Offline Memory Plan Via NonpersistentMemoryPlannerShim

This doc outline how to use the NonPersistentMemoryPlannerShim class to work with a external tooling that can plan the offset of each non persistent buffer for the Model within the TFLM arena.

This is an experimental feature right now and subjected to change. Comments are welcome!

Background and Motivation

The (memory management page) describes a way to specify the offset of each non persistent buffer in a flatbuffer model file. This document describe an alternative that allows the offset of each non persistent buffer for the Model within the TFLM arena to be specified by a C++ struct.
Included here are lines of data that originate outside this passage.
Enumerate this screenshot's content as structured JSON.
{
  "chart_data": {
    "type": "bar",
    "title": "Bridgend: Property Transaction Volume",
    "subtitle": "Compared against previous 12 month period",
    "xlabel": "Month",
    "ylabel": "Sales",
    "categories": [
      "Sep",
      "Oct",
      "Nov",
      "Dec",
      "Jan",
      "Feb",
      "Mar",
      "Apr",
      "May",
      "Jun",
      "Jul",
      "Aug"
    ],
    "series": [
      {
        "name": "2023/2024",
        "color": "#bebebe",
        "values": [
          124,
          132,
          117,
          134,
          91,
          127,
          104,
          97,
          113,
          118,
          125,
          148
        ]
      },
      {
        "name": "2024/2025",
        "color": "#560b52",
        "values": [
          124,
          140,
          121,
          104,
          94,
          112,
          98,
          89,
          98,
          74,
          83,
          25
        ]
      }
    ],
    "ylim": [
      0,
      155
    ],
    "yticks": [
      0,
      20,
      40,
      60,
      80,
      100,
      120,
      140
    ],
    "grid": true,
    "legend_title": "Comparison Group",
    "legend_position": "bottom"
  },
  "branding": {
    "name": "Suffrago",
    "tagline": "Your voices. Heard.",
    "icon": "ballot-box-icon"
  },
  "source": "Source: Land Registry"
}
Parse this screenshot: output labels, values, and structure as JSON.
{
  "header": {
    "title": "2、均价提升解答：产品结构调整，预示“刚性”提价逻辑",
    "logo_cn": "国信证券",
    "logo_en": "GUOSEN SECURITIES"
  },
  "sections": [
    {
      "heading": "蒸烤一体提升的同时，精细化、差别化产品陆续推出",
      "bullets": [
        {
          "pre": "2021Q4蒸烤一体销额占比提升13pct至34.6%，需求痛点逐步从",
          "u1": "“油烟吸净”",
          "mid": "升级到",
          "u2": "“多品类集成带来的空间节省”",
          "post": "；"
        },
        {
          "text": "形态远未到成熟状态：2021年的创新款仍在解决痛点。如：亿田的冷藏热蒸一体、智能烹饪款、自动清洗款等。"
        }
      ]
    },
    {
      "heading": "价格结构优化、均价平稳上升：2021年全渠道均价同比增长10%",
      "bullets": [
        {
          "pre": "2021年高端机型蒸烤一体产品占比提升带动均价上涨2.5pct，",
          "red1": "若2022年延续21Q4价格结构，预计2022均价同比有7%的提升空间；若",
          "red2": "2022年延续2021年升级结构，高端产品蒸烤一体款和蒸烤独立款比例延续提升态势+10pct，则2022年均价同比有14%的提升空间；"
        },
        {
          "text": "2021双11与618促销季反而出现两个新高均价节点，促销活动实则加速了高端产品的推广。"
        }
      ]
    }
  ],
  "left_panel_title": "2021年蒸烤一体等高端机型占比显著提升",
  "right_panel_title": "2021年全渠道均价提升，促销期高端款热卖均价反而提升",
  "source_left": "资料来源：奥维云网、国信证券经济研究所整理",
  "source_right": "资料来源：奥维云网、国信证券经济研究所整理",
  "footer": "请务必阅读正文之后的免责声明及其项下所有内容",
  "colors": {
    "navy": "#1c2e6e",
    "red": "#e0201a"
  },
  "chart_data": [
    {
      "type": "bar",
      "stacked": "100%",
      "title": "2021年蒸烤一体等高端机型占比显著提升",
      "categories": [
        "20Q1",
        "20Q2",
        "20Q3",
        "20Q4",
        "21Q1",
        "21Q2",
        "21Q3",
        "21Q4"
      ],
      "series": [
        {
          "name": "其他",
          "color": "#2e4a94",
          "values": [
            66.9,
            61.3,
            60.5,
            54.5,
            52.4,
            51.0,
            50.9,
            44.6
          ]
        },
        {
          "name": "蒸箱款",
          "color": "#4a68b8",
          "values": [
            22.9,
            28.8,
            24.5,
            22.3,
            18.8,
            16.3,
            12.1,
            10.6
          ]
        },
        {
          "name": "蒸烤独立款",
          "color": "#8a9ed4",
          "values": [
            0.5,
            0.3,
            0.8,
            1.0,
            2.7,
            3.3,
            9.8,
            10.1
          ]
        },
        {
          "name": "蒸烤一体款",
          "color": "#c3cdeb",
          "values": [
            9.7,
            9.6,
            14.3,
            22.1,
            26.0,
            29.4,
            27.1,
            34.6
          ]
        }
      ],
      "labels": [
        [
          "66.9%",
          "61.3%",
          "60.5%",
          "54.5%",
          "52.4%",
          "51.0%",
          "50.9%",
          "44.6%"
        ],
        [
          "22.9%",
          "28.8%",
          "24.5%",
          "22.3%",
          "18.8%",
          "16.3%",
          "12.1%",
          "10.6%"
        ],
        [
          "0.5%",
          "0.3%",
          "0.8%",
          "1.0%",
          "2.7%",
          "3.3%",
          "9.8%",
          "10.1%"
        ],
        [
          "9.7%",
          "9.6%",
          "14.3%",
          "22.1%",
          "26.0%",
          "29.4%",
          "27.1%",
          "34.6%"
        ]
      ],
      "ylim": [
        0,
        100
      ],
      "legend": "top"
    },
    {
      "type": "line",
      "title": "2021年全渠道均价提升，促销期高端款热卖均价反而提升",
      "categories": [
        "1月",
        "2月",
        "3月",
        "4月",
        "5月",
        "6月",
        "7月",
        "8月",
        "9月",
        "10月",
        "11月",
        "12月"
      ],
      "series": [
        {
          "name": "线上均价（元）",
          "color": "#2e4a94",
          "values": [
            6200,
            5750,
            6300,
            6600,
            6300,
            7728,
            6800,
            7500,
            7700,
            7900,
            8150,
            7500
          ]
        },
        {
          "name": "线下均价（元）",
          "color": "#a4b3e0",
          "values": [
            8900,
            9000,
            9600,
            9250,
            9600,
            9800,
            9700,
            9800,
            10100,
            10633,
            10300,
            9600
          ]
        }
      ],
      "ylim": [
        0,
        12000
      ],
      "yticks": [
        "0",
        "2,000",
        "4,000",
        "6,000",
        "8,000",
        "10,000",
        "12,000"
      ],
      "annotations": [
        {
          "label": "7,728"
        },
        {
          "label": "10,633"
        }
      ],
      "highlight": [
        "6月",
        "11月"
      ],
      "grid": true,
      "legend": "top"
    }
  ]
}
The approach in this document is an early stage exploration of what the next version of offline memory planning in TFLM might look like.

If the NonPersistentMemoryPlannerShim is used, then the final binary does not have any of the symbols associated with the GreedyMemoryPlanner which results in a reduced memory footprint.

Additionally, the offline planning of the non-persistent buffers can be used to have a more efficient utilization compared to the GreedyMemoryPlanner.

Usage

The more effecient memory plan above can be represented by the following C++ struct

const struct BufferPlan kOfflineNonPersistentBufferPlan = {
  .buffer_count = 9,
  .buffer_plan_entries = {
    [0] = { .offset = 0 },
    [1] = { .offset = 400 },
    [2] = { .offset = 801 },
    [3] = { .offset = 400 },
    [4] = { .offset = 811 },
    [5] = { .offset = 601 },
    [6] = { .offset = 814 },
    [7] = { .offset = 601 },
    [8] = { .offset = 801 },
   }
};

Then you can create a NonPersistentBufferPlannerShim and provide it to the Interpreter such as below

// The arena includes both persistent buffers and non-persistent buffers. 
constexpr int kArenaSize = 2*1048;
uint8_t tensor_arena[kArenaSize];

tflite::NonPersistentMemoryPlannerShim planner(&kOfflineNonPersistentBufferPlan);

tflite::MicroAllocator * allocator = tflite::MicroAllocator::Create(
  tensor_arena, arena_size, &planner);

tflite::MicroInterpreter interpreter(model, op_resolver, allocator);